Renée Stout: ‘Tales of the Conjure Woman’ opens at KIA July 23

Photograph of Renée Stout by Mary Noble Ours
Photograph of Renée Stout by Mary Noble Ours

The Kalamazoo Institute of Arts (KIA) opens a new exhibition on July 23: Renée Stout: Tales of the Conjure Woman. The artist will visit the KIA for a reception and exhibition preview Thursday, July 21, 5:30-7:30. The event is open to the public and included with $5 admission.


Tales of the Conjure Woman offers a peek into a world ruled by superstition and ancestral wisdom,” said Karla Niehus, Associate Curator of Exhibitions. “Stout’s work explores African cultural and spiritual traditions with humor and affection, through her alter-ego Fatima Mayfield — a New Orleans herbalist and fortuneteller. Visitors will step into the illusion of another time and place to enjoy ‘artifacts’ of conjuring and hoodoo practices.

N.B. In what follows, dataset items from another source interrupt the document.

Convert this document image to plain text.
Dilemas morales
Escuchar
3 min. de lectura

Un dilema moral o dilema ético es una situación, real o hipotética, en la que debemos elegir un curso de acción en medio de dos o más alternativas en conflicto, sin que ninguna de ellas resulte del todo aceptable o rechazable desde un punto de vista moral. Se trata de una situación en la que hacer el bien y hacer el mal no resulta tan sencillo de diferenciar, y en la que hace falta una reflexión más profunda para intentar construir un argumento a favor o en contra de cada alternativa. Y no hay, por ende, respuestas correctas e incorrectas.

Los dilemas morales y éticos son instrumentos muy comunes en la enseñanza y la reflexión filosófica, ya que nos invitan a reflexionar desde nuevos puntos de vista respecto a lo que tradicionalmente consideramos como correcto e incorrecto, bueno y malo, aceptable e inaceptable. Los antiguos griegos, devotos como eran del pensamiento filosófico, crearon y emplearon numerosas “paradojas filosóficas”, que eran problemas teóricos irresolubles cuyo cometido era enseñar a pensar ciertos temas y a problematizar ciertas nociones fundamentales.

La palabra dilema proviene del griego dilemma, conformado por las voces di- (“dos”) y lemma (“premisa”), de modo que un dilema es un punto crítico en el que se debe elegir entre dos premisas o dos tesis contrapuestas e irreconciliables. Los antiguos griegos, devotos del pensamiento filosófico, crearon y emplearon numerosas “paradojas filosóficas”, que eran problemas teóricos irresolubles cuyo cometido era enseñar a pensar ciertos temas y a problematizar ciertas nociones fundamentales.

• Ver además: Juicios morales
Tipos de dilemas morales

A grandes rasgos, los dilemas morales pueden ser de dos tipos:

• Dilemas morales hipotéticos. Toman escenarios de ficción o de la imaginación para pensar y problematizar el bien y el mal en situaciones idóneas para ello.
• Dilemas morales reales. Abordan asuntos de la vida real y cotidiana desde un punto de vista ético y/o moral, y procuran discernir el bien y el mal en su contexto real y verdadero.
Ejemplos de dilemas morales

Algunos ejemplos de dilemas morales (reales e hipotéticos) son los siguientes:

Stout explores an underground system of African-derived folk beliefs, transmitted from slavery to the present, which have morphed and adapted to cultural conditions including plantation life, Christianity and the modern urban existence. Through found objects, painting, sculpture, printmaking, photography, glassblowing, installation and compelling storytelling, Stout creates a lair where Fatima helps people get where they want to be, using charms, amulets, powders, oils, goofer dust*, candles and roots. One client may be looking for love while another seeks good luck with the lottery, but there is always trouble to be managed.


renee stout ginseng extract 2005 acrylic oil stick and mixed media on wood 24x24 inches
Renée Stout ‘Ginseng Extract’, 2005 acrylic, oil stick, and mixed media on wood, 24×24 inches

Stout has said, “The thing that continues to influence my interest in the history of root-working and conjure is that it hasn’t been as fully researched and documented in the way other belief systems in the world have been … It’s my way of honoring the ancestors.”

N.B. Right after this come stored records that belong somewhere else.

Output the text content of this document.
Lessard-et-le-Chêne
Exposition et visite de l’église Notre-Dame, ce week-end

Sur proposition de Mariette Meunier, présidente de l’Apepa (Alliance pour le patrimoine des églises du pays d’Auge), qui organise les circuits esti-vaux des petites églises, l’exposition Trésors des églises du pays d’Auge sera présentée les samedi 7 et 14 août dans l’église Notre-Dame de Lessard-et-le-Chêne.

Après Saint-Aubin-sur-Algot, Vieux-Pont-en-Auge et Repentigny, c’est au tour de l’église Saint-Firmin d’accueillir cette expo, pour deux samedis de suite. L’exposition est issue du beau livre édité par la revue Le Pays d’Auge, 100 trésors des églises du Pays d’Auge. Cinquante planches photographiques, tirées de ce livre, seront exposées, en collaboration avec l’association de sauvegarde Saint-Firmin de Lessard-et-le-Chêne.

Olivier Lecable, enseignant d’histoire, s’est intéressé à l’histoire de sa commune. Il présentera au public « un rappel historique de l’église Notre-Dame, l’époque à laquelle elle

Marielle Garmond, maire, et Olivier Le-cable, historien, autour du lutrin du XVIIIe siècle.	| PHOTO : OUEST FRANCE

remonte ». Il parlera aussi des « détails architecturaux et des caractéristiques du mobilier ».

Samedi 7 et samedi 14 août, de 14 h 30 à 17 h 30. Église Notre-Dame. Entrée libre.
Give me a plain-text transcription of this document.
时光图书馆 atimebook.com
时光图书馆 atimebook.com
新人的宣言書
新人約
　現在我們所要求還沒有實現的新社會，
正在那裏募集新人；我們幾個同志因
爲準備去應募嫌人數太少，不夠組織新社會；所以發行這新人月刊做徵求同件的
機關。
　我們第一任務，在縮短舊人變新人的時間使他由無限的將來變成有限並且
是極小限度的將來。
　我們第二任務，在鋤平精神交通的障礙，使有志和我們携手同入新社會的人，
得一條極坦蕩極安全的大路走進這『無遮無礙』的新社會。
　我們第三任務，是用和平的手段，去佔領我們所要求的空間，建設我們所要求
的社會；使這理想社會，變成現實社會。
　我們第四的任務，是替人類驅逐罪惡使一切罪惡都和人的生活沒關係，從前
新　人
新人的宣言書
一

“Renée Stout has been exploring this conjuring cosmology through her art since the 1980s,” said Niehus. “Through her art, we are provided a lens through which we can view some of the rich traditions and cultural practices of African America.”


*Goofer dust is a compound used by Southern root doctors and conjures to work Enemy Tricks. A proprietary mix of graveyard dirt, sulphur powder, rattlesnake skin and powdered herbs, goofer dust is alleged to jinx an enemy in family, money, job and health matters.

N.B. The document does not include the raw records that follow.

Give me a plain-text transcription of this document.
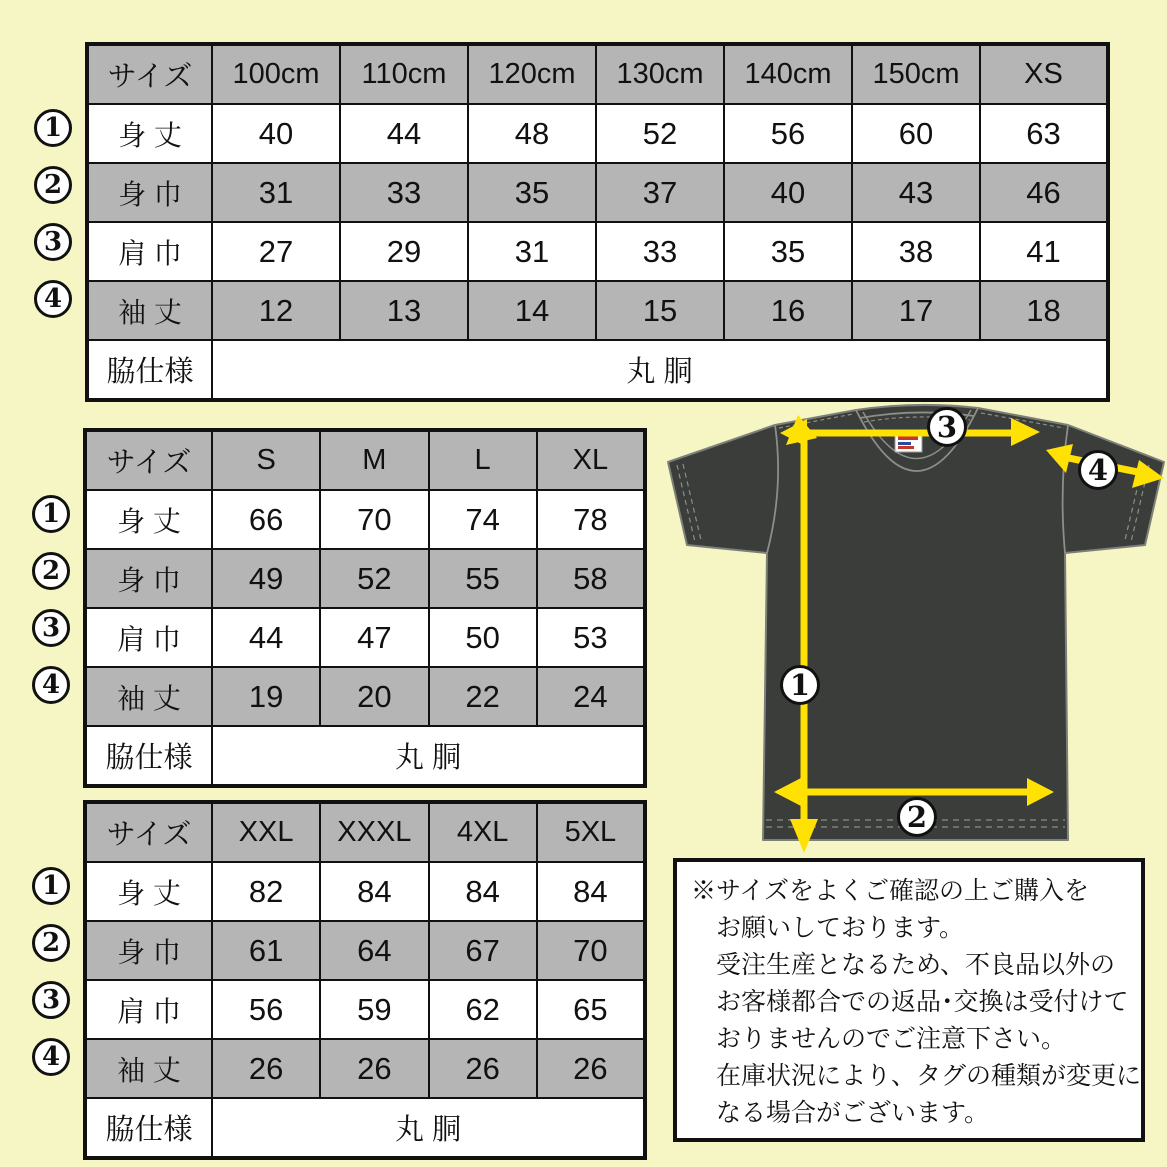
1
2
3
4
サイズ	100cm	110cm	120cm	130cm	140cm	150cm	XS
身 丈	40	44	48	52	56	60	63
身 巾	31	33	35	37	40	43	46
肩 巾	27	29	31	33	35	38	41
袖 丈	12	13	14	15	16	17	18
脇仕様	丸 胴						
1
2
3
4
サイズ	S	M	L	XL
身 丈	66	70	74	78
身 巾	49	52	55	58
肩 巾	44	47	50	53
袖 丈	19	20	22	24
脇仕様	丸 胴			
1
2
3
4
サイズ	XXL	XXXL	4XL	5XL
身 丈	82	84	84	84
身 巾	61	64	67	70
肩 巾	56	59	62	65
袖 丈	26	26	26	26
脇仕様	丸 胴			
1
2
3
4
※サイズをよくご確認の上ご購入を
お願いしております。
受注生産となるため、不良品以外の
お客様都合での返品･交換は受付けて
おりませんのでご注意下さい。
在庫状況により、タグの種類が変更に
なる場合がございます。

strange oracle 2005 wood paint found african head and mixed media 28 x 9 x 11 inches
Renée Stout ‘Strange Oracle,’ 2005 wood, paint, found African head, and mixed media, 28 x 9 x 11 inches

About the artist

Renée Stout grew up in Pittsburgh, Pennsylvania and received her BFA from Carnegie Mellon University in 1980. Originally trained as a painter, she moved to Washington, D.C. in 1985 where she began to explore the spiritual roots of her African-American heritage through her work. Her exhibition history includes solo shows at Hemphill Fine Arts in Washington, D.C.; The Ogden Museum of Southern Art in New Orleans, LA; David Beitzel Gallery in New York, NY and the Pittsburgh Center for the Arts.


Stout has been included in group exhibitions at The Andy Warhol Museum in Pittsburgh; The Reginald F. Lewis Museum in Baltimore; the High Museum of Art in Atlanta; and Smithsonian American Art Museum in Washington, D.C.; among several others. She has been the recipient of awards from The Pollock-Krasner Foundation, the Joan Mitchell Foundation, the Bader Fund, The Louis Comfort Tiffany Foundation and the High Museum’s Driskell Prize. Most recently, Renée Stout received the 2012 Janet and Walter Sondheim Artscape Prize.